PERRO NEGRO APARECE Y DESAPARECE

No había pasado mucho tiempo después del incidente descrito, cuando ocurrió el primero de los extraños sucesos que finalmente nos liberarían de la presencia del capitán, aunque no, como después podrá verse, de los asuntos que le traían tan preocupado. Aquél fue un invierno muy frío, de heladas intensas y fuertes borrascas. Desde su comienzo, mi madre y yo pensamos que a mi pobre padre le quedaban muy pocas probabilidades de sobrevivir, al menos hasta la primavera. Su estado de salud iba agravándose día a día. El cuidado de la posada quedaba en nuestras manos. La faena que ello suponía apenas nos dejaba tiempo libre para que pudiéramos ocuparnos de nuestro desapacible huésped.

Sucedió una mañana de enero, casi de madrugada, en uno de esos amaneceres tan helados y luminosos. La escarcha, de color grisáceo, recubría toda la ensenada y las olas se retiraban furiosas de los cantiles que señalaban la costa. El sol asomaba apenas, dorando sólo las cimas de los montes y reflejándose mar adentro. El capitán habíase levantado más temprano que lo usual Se había encaminado como cada día hacia la playa próxima con la navaja, que brillaba bajo los faldones de su viejo capote color azul, el catalejo bajo el brazo y echado el sombrero hacia atrás. Todavía recuerdo su aliento en forma de humo mientras caminaba a grandes trancos por aquellos alrededores. Cuando dobló un gran peñasco, me llegó, a través de un resoplido, el testimonio de la cólera que lo dominaba, como si aún tuviera en la memoria la ofensa que le hiciera el doctor Livesey.
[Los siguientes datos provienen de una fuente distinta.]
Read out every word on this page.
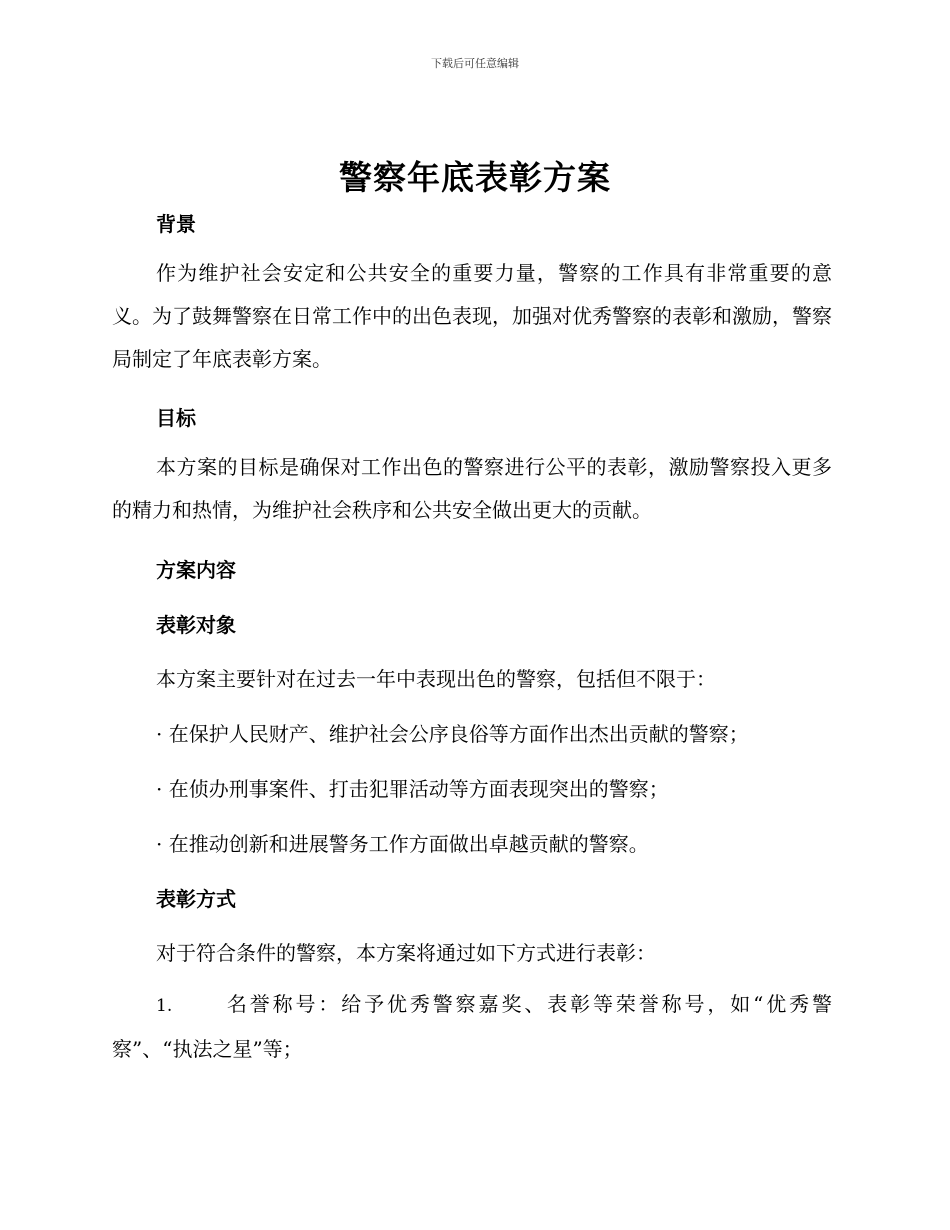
下载后可任意编辑
警察年底表彰方案
背景
作为维护社会安定和公共安全的重要力量，警察的工作具有非常重要的意义。为了鼓舞警察在日常工作中的出色表现，加强对优秀警察的表彰和激励，警察局制定了年底表彰方案。
目标
本方案的目标是确保对工作出色的警察进行公平的表彰，激励警察投入更多的精力和热情，为维护社会秩序和公共安全做出更大的贡献。
方案内容
表彰对象
本方案主要针对在过去一年中表现出色的警察，包括但不限于：
· 在保护人民财产、维护社会公序良俗等方面作出杰出贡献的警察；
· 在侦办刑事案件、打击犯罪活动等方面表现突出的警察；
· 在推动创新和进展警务工作方面做出卓越贡献的警察。
表彰方式
对于符合条件的警察，本方案将通过如下方式进行表彰：
1.	名誉称号：给予优秀警察嘉奖、表彰等荣誉称号，如“优秀警察”、“执法之星”等；
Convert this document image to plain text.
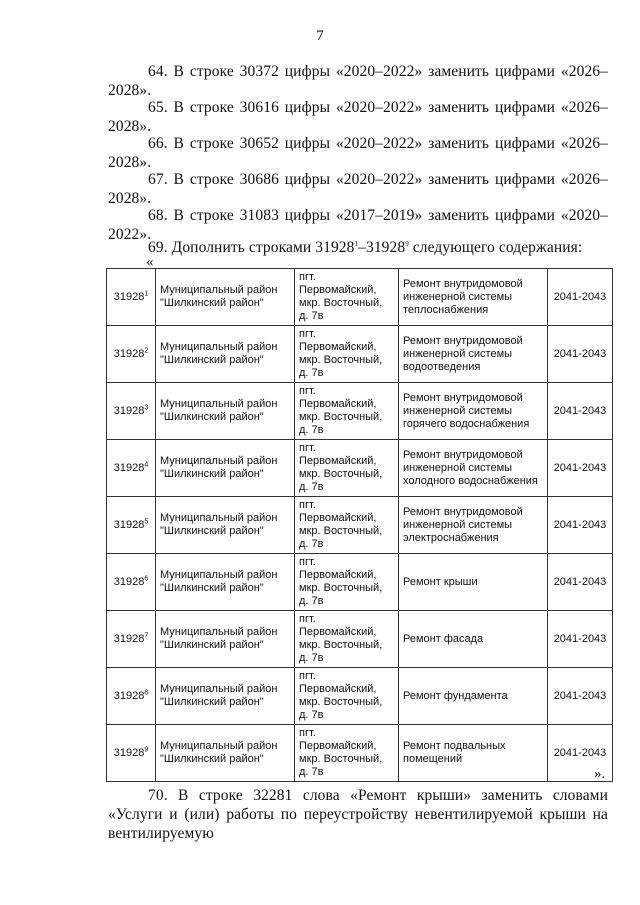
7
64. В строке 30372 цифры «2020–2022» заменить цифрами «2026–2028».
65. В строке 30616 цифры «2020–2022» заменить цифрами «2026–2028».
66. В строке 30652 цифры «2020–2022» заменить цифрами «2026–2028».
67. В строке 30686 цифры «2020–2022» заменить цифрами «2026–2028».
68. В строке 31083 цифры «2017–2019» заменить цифрами «2020–2022».
69. Дополнить строками 31928$^1$–31928$^9$ следующего содержания:
«
31928$^1$	Муниципальный район "Шилкинский район"	пгт. Первомайский, мкр. Восточный, д. 7в	Ремонт внутридомовой инженерной системы теплоснабжения	2041-2043
31928$^2$	Муниципальный район "Шилкинский район"	пгт. Первомайский, мкр. Восточный, д. 7в	Ремонт внутридомовой инженерной системы водоотведения	2041-2043
31928$^3$	Муниципальный район "Шилкинский район"	пгт. Первомайский, мкр. Восточный, д. 7в	Ремонт внутридомовой инженерной системы горячего водоснабжения	2041-2043
31928$^4$	Муниципальный район "Шилкинский район"	пгт. Первомайский, мкр. Восточный, д. 7в	Ремонт внутридомовой инженерной системы холодного водоснабжения	2041-2043
31928$^5$	Муниципальный район "Шилкинский район"	пгт. Первомайский, мкр. Восточный, д. 7в	Ремонт внутридомовой инженерной системы электроснабжения	2041-2043
31928$^6$	Муниципальный район "Шилкинский район"	пгт. Первомайский, мкр. Восточный, д. 7в	Ремонт крыши	2041-2043
31928$^7$	Муниципальный район "Шилкинский район"	пгт. Первомайский, мкр. Восточный, д. 7в	Ремонт фасада	2041-2043
31928$^8$	Муниципальный район "Шилкинский район"	пгт. Первомайский, мкр. Восточный, д. 7в	Ремонт фундамента	2041-2043
31928$^9$	Муниципальный район "Шилкинский район"	пгт. Первомайский, мкр. Восточный, д. 7в	Ремонт подвальных помещений	2041-2043
».
70. В строке 32281 слова «Ремонт крыши» заменить словами «Услуги и (или) работы по переустройству невентилируемой крыши на вентилируемую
Mi madre estaba en el piso de arriba, cuidando de mi padre, y yo estaba disponiendo el almuerzo del capitán para cuando volviera de su diario paseo. Entonces, de repente, se abrió la puerta de entrada de la posada dejando paso a un individuo sobre el cual. nunca se habían posado antes mis ojos. Era de tez pálida y como grasienta. Le faltaban dos dedos en la mano izquierda. Aunque llevaba una navaja, parecía poco amigo de pendencias y reyertas. Yo siempre andaba vigilante respecto a los marineros que frecuentaban nuestra posada, tuvieran una o dos piernas. Aquél fue el único que a mí me dejó intrigado. Poca apariencia tenía de marinero y, sin embargo, parecía como rodeado por un aura de mar.

Le pregunté en qué podía servirle y me encargó que le pusiera un buen vaso de ron. Cuando yo ya me disponía a traérselo, se sentó encima de una de las mesas y me hizo señas para que me acercara hasta él. Ahí donde estaba me quedé parado con la servilleta de mi oficio de camarero en la mano.

—Ven para acá, buen mozo —me ordenó—. Acércate hasta mí.

Di yo un paso hacia delante.

—¿No es ésta la mesa de Bill, mi compañero? —me preguntó, mirándome al mismo tiempo como de reojo.

Le contesté que yo no conocía al tal Bill, del cual él decía ser su compañero, y le expliqué que aquella mesa la tenía reservada uno de nuestros huéspedes al que todos solíamos llamar con el nombre de "capitán".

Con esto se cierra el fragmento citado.